British ‘athleisure’ giant JD Sports plans more shops in New Zealand

Sneakerheads, get ready: a popular global chain has big New Year plans.

The British retailer whose Sylvia Park shop opening sparked nighttime queues this month will open further stores, the second of which is to be announced in the New Year.

“British athleisure retail giant JD Sports has plans to open multiple stores throughout New Zealand over the next two years.
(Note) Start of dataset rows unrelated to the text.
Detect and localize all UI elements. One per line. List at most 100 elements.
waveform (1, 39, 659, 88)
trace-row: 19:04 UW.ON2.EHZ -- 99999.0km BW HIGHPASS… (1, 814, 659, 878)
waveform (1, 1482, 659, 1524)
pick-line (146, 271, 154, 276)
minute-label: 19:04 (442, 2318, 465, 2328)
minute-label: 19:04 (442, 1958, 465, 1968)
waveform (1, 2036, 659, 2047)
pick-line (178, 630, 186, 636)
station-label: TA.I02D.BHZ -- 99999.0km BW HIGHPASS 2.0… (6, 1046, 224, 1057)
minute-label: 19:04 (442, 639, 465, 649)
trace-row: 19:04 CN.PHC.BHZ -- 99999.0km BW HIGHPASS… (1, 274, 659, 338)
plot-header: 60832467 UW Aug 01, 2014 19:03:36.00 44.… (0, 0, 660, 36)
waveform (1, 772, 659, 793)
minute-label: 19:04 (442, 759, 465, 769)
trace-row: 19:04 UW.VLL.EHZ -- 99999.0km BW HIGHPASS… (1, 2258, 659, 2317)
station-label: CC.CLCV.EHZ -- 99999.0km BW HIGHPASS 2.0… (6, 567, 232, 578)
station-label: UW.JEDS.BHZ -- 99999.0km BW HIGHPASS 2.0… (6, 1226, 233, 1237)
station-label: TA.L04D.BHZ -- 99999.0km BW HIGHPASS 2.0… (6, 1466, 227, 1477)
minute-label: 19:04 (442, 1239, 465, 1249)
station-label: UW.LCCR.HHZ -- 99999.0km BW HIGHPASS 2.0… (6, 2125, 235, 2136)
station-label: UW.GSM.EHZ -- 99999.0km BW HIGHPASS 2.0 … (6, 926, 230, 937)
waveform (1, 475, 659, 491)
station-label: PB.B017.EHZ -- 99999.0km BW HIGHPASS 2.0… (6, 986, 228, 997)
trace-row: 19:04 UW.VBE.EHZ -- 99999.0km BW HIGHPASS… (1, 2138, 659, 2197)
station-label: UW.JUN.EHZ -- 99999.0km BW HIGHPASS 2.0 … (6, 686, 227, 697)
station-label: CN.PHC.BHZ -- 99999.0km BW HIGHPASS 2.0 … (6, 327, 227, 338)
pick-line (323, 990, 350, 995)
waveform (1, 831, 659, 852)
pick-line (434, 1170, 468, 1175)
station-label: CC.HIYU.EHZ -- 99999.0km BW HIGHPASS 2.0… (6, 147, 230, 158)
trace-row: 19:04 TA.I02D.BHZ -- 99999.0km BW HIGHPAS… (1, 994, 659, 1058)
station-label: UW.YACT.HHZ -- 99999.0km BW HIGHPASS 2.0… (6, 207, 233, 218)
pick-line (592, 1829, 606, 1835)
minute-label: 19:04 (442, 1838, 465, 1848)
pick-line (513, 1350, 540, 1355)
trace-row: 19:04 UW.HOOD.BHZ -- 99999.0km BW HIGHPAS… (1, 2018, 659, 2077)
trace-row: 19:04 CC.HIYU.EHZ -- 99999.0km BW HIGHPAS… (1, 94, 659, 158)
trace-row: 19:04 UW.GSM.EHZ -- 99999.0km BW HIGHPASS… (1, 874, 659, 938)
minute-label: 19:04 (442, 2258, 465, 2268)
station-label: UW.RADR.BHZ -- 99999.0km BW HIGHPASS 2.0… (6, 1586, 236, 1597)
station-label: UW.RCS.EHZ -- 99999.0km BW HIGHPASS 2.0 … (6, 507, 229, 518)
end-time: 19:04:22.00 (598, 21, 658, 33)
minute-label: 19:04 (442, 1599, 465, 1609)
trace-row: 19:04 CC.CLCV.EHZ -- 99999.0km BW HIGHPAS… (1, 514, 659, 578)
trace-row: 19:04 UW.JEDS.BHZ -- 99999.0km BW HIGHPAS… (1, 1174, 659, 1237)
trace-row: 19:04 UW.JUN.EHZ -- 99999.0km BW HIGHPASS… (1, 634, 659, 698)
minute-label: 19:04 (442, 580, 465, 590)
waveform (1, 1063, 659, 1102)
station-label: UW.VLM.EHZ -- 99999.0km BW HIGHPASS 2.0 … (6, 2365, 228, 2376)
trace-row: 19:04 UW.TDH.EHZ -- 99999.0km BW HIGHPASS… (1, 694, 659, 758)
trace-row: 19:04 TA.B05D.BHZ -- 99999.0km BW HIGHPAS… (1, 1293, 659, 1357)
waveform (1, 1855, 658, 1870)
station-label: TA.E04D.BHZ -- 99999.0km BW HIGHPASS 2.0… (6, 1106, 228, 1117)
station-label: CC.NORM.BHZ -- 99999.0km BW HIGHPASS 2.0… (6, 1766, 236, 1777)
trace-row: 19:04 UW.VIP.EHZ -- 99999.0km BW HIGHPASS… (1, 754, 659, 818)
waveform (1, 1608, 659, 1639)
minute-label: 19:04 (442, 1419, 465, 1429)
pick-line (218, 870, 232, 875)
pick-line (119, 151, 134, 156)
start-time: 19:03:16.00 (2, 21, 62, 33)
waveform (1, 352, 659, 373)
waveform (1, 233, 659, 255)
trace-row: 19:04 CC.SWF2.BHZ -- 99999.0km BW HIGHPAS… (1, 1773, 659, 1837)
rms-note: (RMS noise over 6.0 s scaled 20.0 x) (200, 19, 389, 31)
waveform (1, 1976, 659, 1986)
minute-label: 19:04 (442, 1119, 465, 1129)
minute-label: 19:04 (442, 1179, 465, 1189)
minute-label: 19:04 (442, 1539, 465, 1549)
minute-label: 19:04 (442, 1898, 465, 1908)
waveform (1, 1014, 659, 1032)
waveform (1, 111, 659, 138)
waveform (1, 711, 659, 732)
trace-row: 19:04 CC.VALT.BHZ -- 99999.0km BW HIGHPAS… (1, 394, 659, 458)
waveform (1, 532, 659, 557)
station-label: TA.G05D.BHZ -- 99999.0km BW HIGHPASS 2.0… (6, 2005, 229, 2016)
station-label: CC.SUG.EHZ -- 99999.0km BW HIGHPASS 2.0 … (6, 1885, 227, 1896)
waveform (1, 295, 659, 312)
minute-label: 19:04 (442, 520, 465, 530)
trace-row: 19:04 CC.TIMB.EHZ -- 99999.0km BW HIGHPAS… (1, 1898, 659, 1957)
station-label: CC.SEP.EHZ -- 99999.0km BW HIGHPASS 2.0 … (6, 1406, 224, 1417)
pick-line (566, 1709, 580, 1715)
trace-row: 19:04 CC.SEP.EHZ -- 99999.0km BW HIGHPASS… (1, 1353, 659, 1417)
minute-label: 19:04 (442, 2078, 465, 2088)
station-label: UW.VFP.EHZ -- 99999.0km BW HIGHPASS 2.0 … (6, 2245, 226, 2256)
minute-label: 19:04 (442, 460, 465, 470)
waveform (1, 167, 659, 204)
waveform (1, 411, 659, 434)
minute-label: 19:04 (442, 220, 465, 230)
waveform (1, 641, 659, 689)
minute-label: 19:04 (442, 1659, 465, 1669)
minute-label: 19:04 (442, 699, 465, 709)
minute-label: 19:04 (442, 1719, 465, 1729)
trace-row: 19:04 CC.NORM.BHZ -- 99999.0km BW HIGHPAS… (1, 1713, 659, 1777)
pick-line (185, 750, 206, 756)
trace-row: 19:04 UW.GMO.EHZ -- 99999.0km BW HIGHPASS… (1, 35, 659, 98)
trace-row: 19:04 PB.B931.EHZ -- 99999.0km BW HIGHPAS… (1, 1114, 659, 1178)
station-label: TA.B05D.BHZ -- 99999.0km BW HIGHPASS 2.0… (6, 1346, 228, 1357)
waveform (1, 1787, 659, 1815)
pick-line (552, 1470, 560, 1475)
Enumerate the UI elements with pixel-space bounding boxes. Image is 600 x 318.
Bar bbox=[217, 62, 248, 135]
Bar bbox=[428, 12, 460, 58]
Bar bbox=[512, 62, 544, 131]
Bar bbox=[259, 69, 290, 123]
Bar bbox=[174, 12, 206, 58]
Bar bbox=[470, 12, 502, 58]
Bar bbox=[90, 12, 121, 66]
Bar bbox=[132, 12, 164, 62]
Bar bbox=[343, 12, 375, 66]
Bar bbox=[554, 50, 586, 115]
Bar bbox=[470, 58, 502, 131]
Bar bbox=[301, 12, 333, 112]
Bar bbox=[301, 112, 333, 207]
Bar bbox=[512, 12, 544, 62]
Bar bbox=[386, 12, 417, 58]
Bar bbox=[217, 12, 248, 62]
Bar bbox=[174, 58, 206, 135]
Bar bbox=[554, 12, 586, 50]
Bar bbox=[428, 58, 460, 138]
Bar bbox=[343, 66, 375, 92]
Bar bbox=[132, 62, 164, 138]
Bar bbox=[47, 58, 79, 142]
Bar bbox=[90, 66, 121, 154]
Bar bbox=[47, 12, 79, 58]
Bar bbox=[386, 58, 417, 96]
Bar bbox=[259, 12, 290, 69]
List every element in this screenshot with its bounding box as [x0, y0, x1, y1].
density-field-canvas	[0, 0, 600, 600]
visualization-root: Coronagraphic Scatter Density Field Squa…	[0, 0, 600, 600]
The expansion will see the creation of 400 to 700 retail jobs in the market as well as increasing consumer choice in sports fashion around the country,” the business said.

Australia and New Zealand chief executive Hilton Seskinsaid there was room to establish a significant footprint here because it tended to grow the size of a market when it launched in a new country.

The chain was now investigating other tenancies for stores up to 800sq m in metropolitan areas nationwide, he said.

“The opening of our first New Zealand store has produced some of the strongest sales numbers of any JD Sports store opening globally, including key flagship doors,” Seskin said.

The website had also driven a huge consumer response since it was launched in June.

“It continues to exceed our initial forecasts.Our estimates suggest there is considerable room in the New Zealand market for JD. We have already identified the location of our second New Zealand store which will open in the New Year.

“From there we will look to open another eight stores relatively quickly,” he said.

Staff training programmes are underway.

“We see the retail industry as offering long-term career potential and as part of their development we will give our team members access to the JD academy, a training programme designed to support the progression of future managers,” he said.

On November 9, the Herald reported a long queue snaking down the side of the Sylvia Park in Mt Wellington, despite the mall not opening until the next day.

Auckland moved to alert level 3 step 2 just before midnight, signalling the end of a strict lockdown that has shut up shops around the city since mid-August.

The retailer offered the first 150 customers a gift pack worth $150 and extra security was brought in to manage the queue and distribute face masks.

JD Sports initially planned to open its first New Zealand store on August 26 but alert level 4 at that time prevented it.

Seskin said then the plan was to casualise sportswear, offer exclusive global products to Kiwis and target millennials who he said were heavily focused on work-life balance.

“Close to 50 per cent of our offering is JD global exclusive,” Seskin said in August.

The business has a market value of £9.66 billion ($19.12b) and has 2600 shops, of which 33 are in Australia.

The Sylvia Park store is 850sq m.

Industry researcher IBISWorld said New Zealand’s two main sports and camping equipment shops were the Warehouse Group and the Briscoe Group.

Linda Trainer, asset management manager at Sylvia Park owner Kiwi Property, said the company was thrilled to get New Zealand’s first JD Sports store.

“JD Sports is a big name in global sports fashion, offering new products to the market that Kiwi consumers will be eager to get their hands on. It’s exciting to have this first-in-market brand at Sylvia Park, catering to the growing demand for athleisure retail,” she said.